Robert Fripp and The Jesus And Mary Chain‘s Jim and William Reid are among a host of artists who have launched a lawsuit against the PRS over songwriter royalties.

The case is centred around how the organisation handles royalties from live performances, with the artists accusing the PRS of levying high administration costs for smaller songwriters while giving preferential treatment to bigger acts.

The group of songwriters have joined forces with PACE Rights Management, a global operation that covers direct licensing of live public performance rights (the right to publicly perform a composer’s music and/or lyrics by way of live performance), in the case.

The group are also pushing for the right of music writers and publishers to efficiently direct license their live public performance rights, without having to go through the PRS.

Direct licensing would allow writers and publishers to benefit from fewer deductions from their royalty income, faster royalty payments and greater transparency throughout the process, they claim. They also argue that the PRS is deliberately withholding information from its members about the deductions from their royalty income when their rights are licensed internationally via the organisation.

UK Venues – CREDIT: Getty

In a statement, the group said: “Regretfully, after years of PRS refusing to discuss or constructively engage with these issues – including the withdrawal of Live Performance rights, the lack of transparency around international deductions, and the operation of the Major Live Concert Service – we have been left with no option but to seek redress through the courts.

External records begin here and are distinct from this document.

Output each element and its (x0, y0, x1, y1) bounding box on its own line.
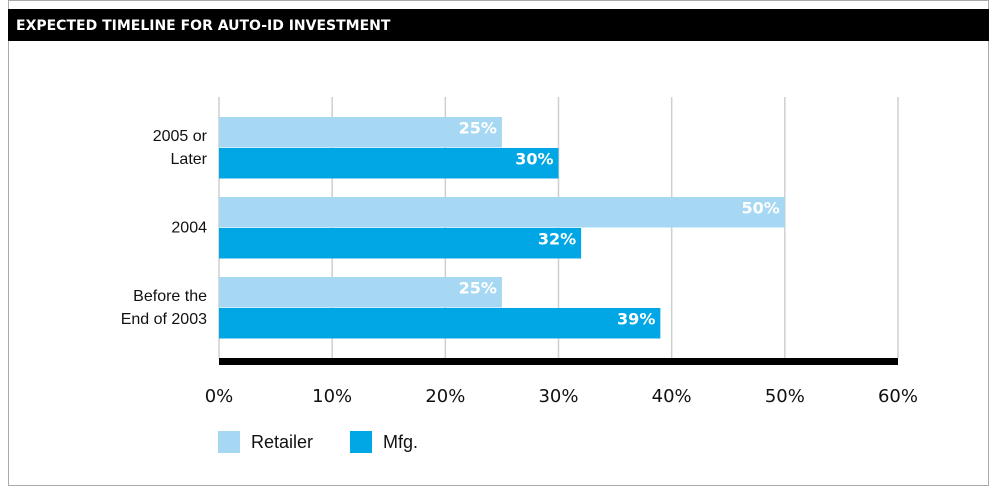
bar (219, 308, 661, 339)
bar (219, 117, 502, 148)
x-tick-label: 60% (878, 386, 918, 407)
legend-swatch (350, 431, 372, 453)
legend-label: Retailer (251, 432, 313, 452)
chart-title: EXPECTED TIMELINE FOR AUTO-ID INVESTMENT (16, 18, 391, 34)
data-label: 30% (515, 150, 553, 169)
x-tick-label: 20% (425, 386, 465, 407)
data-label: 25% (459, 279, 497, 298)
y-tick-label: Before the End of 2003 (120, 287, 207, 328)
x-tick-label: 50% (765, 386, 805, 407)
bar (219, 148, 559, 179)
x-tick-label: 0% (205, 386, 234, 407)
y-tick-label: 2005 or Later (152, 127, 207, 168)
title-bar (8, 9, 989, 41)
x-tick-label: 30% (538, 386, 578, 407)
data-label: 39% (617, 310, 655, 329)
legend-swatch (218, 431, 240, 453)
bar (219, 197, 785, 228)
bar (219, 228, 582, 259)
data-label: 50% (742, 199, 780, 218)
x-tick-label: 40% (652, 386, 692, 407)
legend-label: Mfg. (383, 432, 418, 452)
bar (219, 277, 502, 308)
x-tick-label: 10% (312, 386, 352, 407)
data-label: 25% (459, 119, 497, 138)
y-tick-label: 2004 (171, 219, 207, 236)
data-label: 32% (538, 230, 576, 249)
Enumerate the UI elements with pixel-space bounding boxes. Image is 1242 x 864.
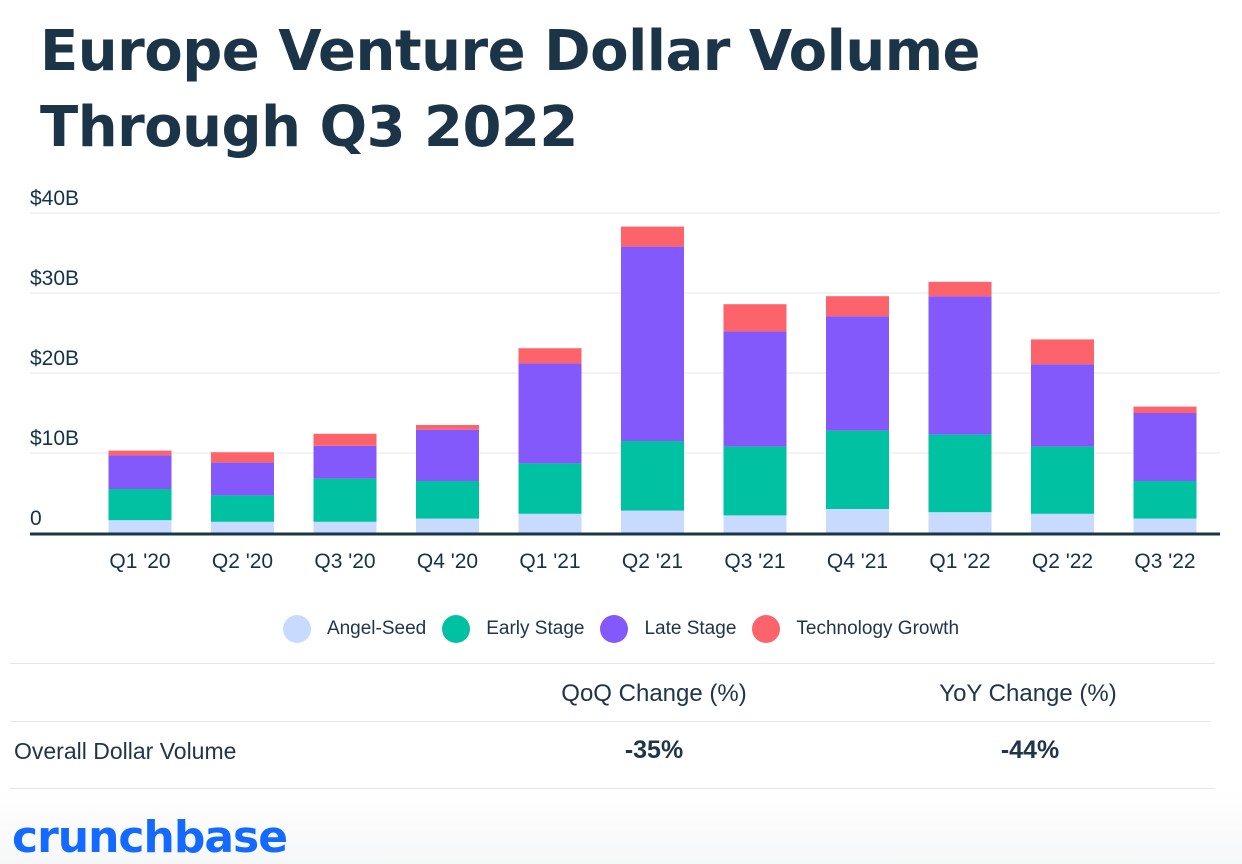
bar-late-stage [518,363,582,464]
bar-late-stage [1031,364,1094,447]
yoy-change-value: -44% [1000,736,1060,764]
bar-early-stage [313,478,377,522]
bar-early-stage [826,430,889,509]
bar-early-stage [518,463,582,514]
yoy-change-header: YoY Change (%) [939,680,1117,707]
bar-early-stage [1031,446,1094,514]
x-tick-label: Q3 '21 [724,550,785,573]
bar-angel-seed [928,512,992,533]
table-top-divider [10,663,1215,664]
bar-late-stage [211,462,274,496]
x-tick-label: Q3 '20 [314,550,375,573]
overall-dollar-volume-label: Overall Dollar Volume [14,738,237,764]
x-axis-ticks: Q1 '20 Q2 '20 Q3 '20 Q4 '20 Q1 '21 Q2 '21 Q3 '… [109,550,1195,573]
qoq-change-header: QoQ Change (%) [561,680,747,707]
legend: Angel-Seed Early Stage Late Stage Techno… [0,612,1242,646]
x-tick-label: Q4 '21 [827,550,888,573]
bar-technology-growth [621,226,684,247]
bar-angel-seed [313,521,377,533]
x-tick-label: Q1 '21 [519,550,580,573]
x-tick-label: Q2 '20 [212,550,273,573]
bar-early-stage [621,441,684,511]
bar-early-stage [928,434,992,513]
bar-early-stage [416,481,479,519]
technology-growth-swatch-icon [752,615,781,643]
bar-angel-seed [108,520,172,533]
bar-technology-growth [108,450,172,456]
bar-late-stage [826,316,889,431]
y-axis-ticks: 0 $10B $20B $30B $40B [30,187,79,530]
x-tick-label: Q2 '22 [1032,550,1093,573]
x-tick-label: Q3 '22 [1134,550,1195,573]
bar-late-stage [1133,413,1197,481]
bar-early-stage [211,495,274,522]
y-tick-label: $30B [30,267,79,290]
angel-seed-swatch-icon [282,615,311,643]
legend-label: Angel-Seed [326,618,427,639]
y-tick-label: 0 [30,507,42,530]
x-tick-label: Q4 '20 [417,550,478,573]
bar-angel-seed [621,510,684,533]
bar-late-stage [723,331,787,447]
crunchbase-logo: crunchbase [12,812,288,863]
bar-early-stage [723,446,787,516]
stacked-bar-chart: 0 $10B $20B $30B $40B Q1 '20 Q2 '20 Q3 '20 Q4 '… [30,187,1220,573]
bar-technology-growth [1031,339,1094,365]
x-tick-label: Q2 '21 [622,550,683,573]
legend-label: Early Stage [486,618,585,639]
late-stage-swatch-icon [600,615,629,643]
table-header-divider [10,721,1210,722]
y-tick-label: $40B [30,187,79,210]
bar-angel-seed [1133,518,1197,533]
bar-angel-seed [416,518,479,533]
bar-late-stage [108,455,172,489]
bar-angel-seed [723,515,787,533]
bar-late-stage [416,429,479,481]
bar-angel-seed [1031,513,1094,533]
bar-technology-growth [826,296,889,317]
bar-early-stage [108,489,172,521]
bar-angel-seed [518,513,582,533]
legend-item-technology-growth[interactable]: Technology Growth [752,615,959,643]
bar-technology-growth [1133,406,1197,413]
legend-item-late-stage[interactable]: Late Stage [600,615,736,643]
footer-background [0,790,1242,864]
bar-late-stage [928,296,992,435]
y-tick-label: $10B [30,427,79,450]
bar-technology-growth [928,281,992,297]
x-tick-label: Q1 '20 [109,550,170,573]
early-stage-swatch-icon [442,615,471,643]
chart-title: Europe Venture Dollar Volume Through Q3 … [40,19,981,160]
bar-technology-growth [211,452,274,463]
legend-item-early-stage[interactable]: Early Stage [442,615,584,643]
y-tick-label: $20B [30,347,79,370]
legend-label: Late Stage [644,618,737,639]
bar-technology-growth [416,425,479,430]
bar-angel-seed [211,521,274,533]
x-tick-label: Q1 '22 [929,550,990,573]
bar-technology-growth [313,433,377,446]
bar-early-stage [1133,481,1197,519]
bar-technology-growth [723,304,787,332]
bars [108,226,1197,533]
bar-late-stage [621,246,684,441]
table-bottom-divider [10,788,1215,789]
qoq-change-value: -35% [624,736,684,764]
bar-angel-seed [826,509,889,533]
legend-label: Technology Growth [796,618,960,639]
bar-late-stage [313,445,377,479]
bar-technology-growth [518,348,582,364]
legend-item-angel-seed[interactable]: Angel-Seed [282,615,427,643]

“The ball is now firmly in PRS’s court. Either they constructively engage with much needed reforms to empower and benefit writers and publishers, or they continue to resist these necessary changes, and attempt to defend the indefensible by spending yet more of the members’ money on legal costs supporting policies that make the members less money.”

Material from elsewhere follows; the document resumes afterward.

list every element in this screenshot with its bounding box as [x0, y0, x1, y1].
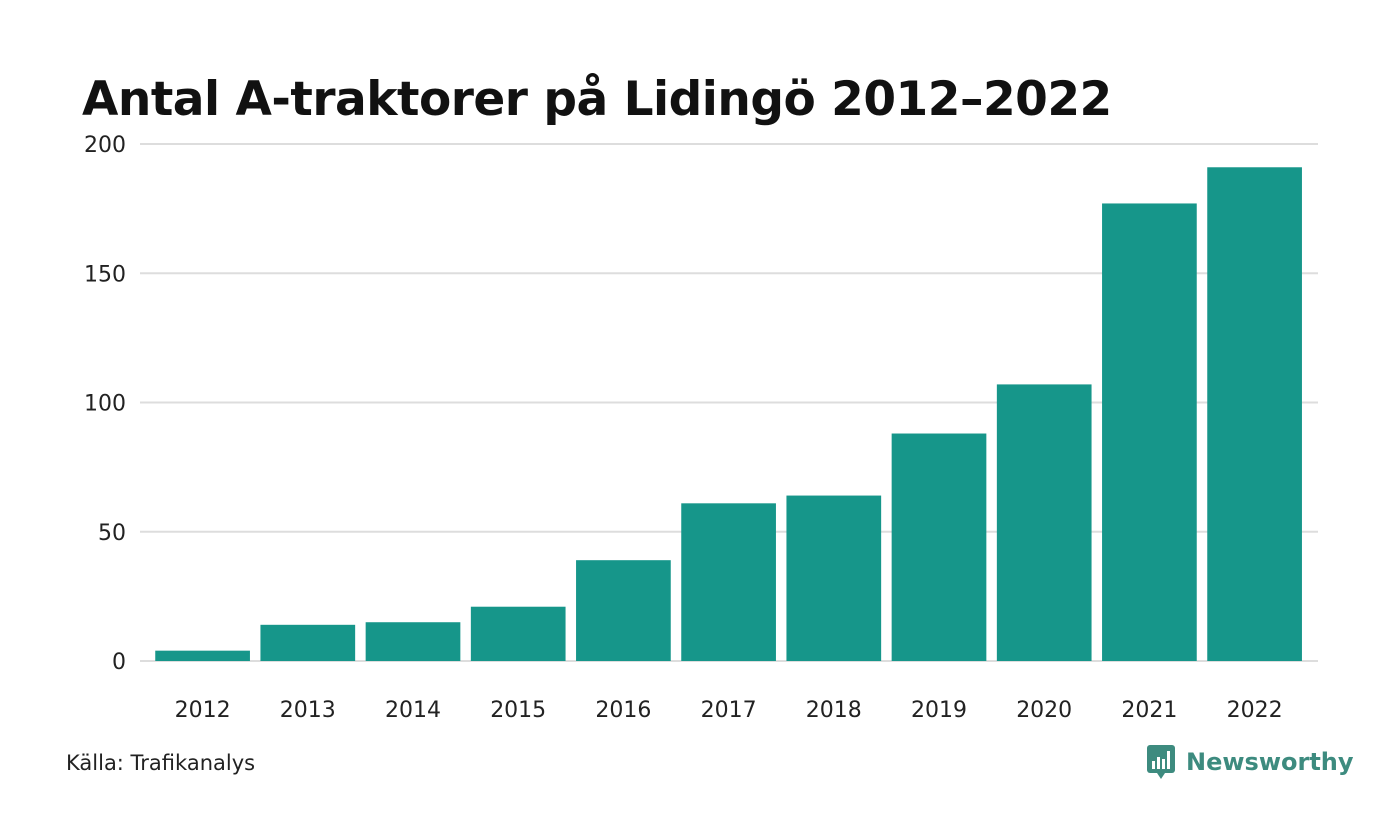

Fripp added: “I am yet to be persuaded that the PRS operates on behalf of the membership’s best interests.”

In response the PRS issued the following statement (via Music Week): “Our policies and rules follow a thorough and extensive approval and review process by the board and the Members’ Council, which is comprised of members and independent non-executive directors appointed by the membership. The rules which govern the process for live rights withdrawals were approved by members at the PRS AGM.

“PRS for Music has consistently sought constructive dialogue with PACE for many years, proposing and implementing solutions to the issues raised. We have worked extremely hard to simplify our processes in the interest of our members, which PACE has consistently failed to comply or engage with, which has resulted in royalties being unnecessarily withheld from PRS members for the live performance of their works at concerts. It has also created complexity and uncertainty for live music venues and promoters.”

NME has contacted the PRS for further comment.

UK live music crowd CREDIT: Getty

According to those launching the legal action, songwriter royalties from live shows in the UK are typically based on 4.2 per cent of gross ticket sales and the PRS typically takes a 23 per cent administration cut of those royalties before paying money through to the relevant songwriters.

For example, an artist playing an 80,000-capacity stadium with an average ticket price of £150 would allegedly generate £10m after VAT. PRS would it’s believed collect £420,000 in songwriter royalties and its 23 per cent cut of that would be £96,600.

The group also claims the PRS has what it calls Major Live Concert Service (MLCS) to handle royalty administration for arena and stadium-level acts, leading to deals for major songwriters with an “administrative charge” of only £125 from their royalties earned per gig.

Pace also claims that major writers participating in the MLCS are offered an average administration fee of 0.2 per cent, while the “99.9% of everyone else” are charged admin of 23 percent on the ordinary tariff.

Therefore, Pace alleges, those writers who are not on the MLCS are being charged 115 times more than those who are.

Meanwhile, Fripp and Toyah Wilcox recently shared a cover of Iggy & the Stooges‘Search & Destroy’, the latest entry into their ongoing Sunday Lunch series.